The Two-One-Five chapter 5 . 12/31/2007
Great story over all. I would never have thought that Daisuke/Catherine was possible until after I read this fic
Queen Isa chapter 1 . 5/28/2007

i love this fic and am re-reading it again. *love*
Anime Sisterz chapter 6 . 5/7/2007
ZOMG! YOUR STORY WAS SO CUTE! ... and it adds to my many reasons of why i learned french. Ignored the mistakes and its was perfect! LOVELOVELOVE! sorry, im not that great at critisim, so please just allow me to fangirl. 0
Circeus chapter 2 . 3/21/2006
As a quick comment, I must commend you foryour research on the Bastille. The french grammar does be horrible, but can be understood.
243Ash chapter 6 . 8/17/2005
Yayness! Daisuke/Catherine and Ken/Miyako. . . . yayness! Maybe I should save the page for french 2! heh.
243Ash chapter 3 . 8/17/2005
You're testing my french 1-aren't you?
Saturn's Hikari chapter 3 . 12/18/2004
This is such a cute story!

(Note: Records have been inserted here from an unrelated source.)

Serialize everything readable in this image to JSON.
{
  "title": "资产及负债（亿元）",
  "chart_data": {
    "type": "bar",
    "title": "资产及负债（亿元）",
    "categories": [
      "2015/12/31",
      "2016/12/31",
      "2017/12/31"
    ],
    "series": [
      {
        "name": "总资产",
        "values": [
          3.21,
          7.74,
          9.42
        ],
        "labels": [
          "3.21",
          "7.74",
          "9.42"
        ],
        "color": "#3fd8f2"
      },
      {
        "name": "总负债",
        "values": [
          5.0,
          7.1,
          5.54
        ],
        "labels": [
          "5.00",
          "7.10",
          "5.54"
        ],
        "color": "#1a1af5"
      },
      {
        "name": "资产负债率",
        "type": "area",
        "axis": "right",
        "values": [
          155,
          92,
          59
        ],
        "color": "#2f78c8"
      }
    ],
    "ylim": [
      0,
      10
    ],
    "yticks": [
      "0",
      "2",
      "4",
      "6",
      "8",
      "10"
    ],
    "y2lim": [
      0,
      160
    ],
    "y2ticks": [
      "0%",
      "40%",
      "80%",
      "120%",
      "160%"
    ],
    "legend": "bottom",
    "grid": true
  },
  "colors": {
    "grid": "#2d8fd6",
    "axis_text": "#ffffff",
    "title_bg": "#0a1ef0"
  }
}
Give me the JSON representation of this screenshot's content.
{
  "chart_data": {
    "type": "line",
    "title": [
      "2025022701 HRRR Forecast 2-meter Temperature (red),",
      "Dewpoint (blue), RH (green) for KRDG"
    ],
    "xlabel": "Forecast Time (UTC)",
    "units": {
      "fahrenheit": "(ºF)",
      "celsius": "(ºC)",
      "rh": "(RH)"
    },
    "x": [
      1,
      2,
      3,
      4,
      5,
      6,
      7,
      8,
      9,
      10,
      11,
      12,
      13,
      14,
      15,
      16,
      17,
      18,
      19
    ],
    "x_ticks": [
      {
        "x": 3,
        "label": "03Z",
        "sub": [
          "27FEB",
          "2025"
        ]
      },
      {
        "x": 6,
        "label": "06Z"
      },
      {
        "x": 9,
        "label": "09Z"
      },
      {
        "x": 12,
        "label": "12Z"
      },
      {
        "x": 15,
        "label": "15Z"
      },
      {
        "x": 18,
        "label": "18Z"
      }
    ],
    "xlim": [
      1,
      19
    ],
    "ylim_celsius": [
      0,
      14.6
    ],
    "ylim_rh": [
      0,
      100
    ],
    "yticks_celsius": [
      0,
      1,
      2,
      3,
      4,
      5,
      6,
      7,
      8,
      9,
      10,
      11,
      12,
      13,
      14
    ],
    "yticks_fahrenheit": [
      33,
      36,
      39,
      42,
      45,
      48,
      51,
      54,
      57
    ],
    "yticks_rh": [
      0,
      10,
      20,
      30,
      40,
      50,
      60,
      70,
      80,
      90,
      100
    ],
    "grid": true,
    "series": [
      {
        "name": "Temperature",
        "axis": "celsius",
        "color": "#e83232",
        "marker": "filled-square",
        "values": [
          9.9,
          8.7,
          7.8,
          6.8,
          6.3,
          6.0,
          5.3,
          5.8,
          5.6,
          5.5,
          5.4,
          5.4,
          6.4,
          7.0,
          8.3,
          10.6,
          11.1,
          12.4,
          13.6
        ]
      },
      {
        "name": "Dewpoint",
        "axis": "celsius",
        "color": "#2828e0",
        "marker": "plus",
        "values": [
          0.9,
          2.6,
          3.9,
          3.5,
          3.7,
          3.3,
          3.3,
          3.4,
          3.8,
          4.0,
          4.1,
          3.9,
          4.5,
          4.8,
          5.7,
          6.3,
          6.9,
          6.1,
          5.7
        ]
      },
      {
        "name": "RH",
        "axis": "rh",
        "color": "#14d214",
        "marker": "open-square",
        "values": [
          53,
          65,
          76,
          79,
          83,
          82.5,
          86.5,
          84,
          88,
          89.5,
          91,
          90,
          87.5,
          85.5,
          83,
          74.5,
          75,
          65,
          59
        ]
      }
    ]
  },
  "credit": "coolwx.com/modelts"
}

I love it!

Your french pretty good. I love the part where the French girls surrond T.K and Iori.

'Il sera un homme bel' should be 'Il sera un homme beau.' (He will be a handsome man.)Beau is the masciline form of belle, and since Iori's a boy, you shoulod use that form.

'Je regrette' is fine, although, you could also use 'Je suis desole' (I am sorry) with an accent on the last e.

When Catherine said,"Floramon, pourquoi ĂȘtes-vous ici?" She would probably us, the tu- form of you, not vous. Vous is a formal or plural you. Tu is used for friends and kids. So she would have said "Floramon, pourquoi es-tu ici?" or even

"Floramon, Qu'est-ce que fais-tu?" - What are you doing? or

"Floramon, Qu'est-ce que as-tu fait?" -What have you done?

I hope you don't mind me suggesting this. It's just a great story, I can't wait to finish it!


Saturn's Hikari
aphinitea chapter 6 . 8/26/2004
miyako and ken are so cute together!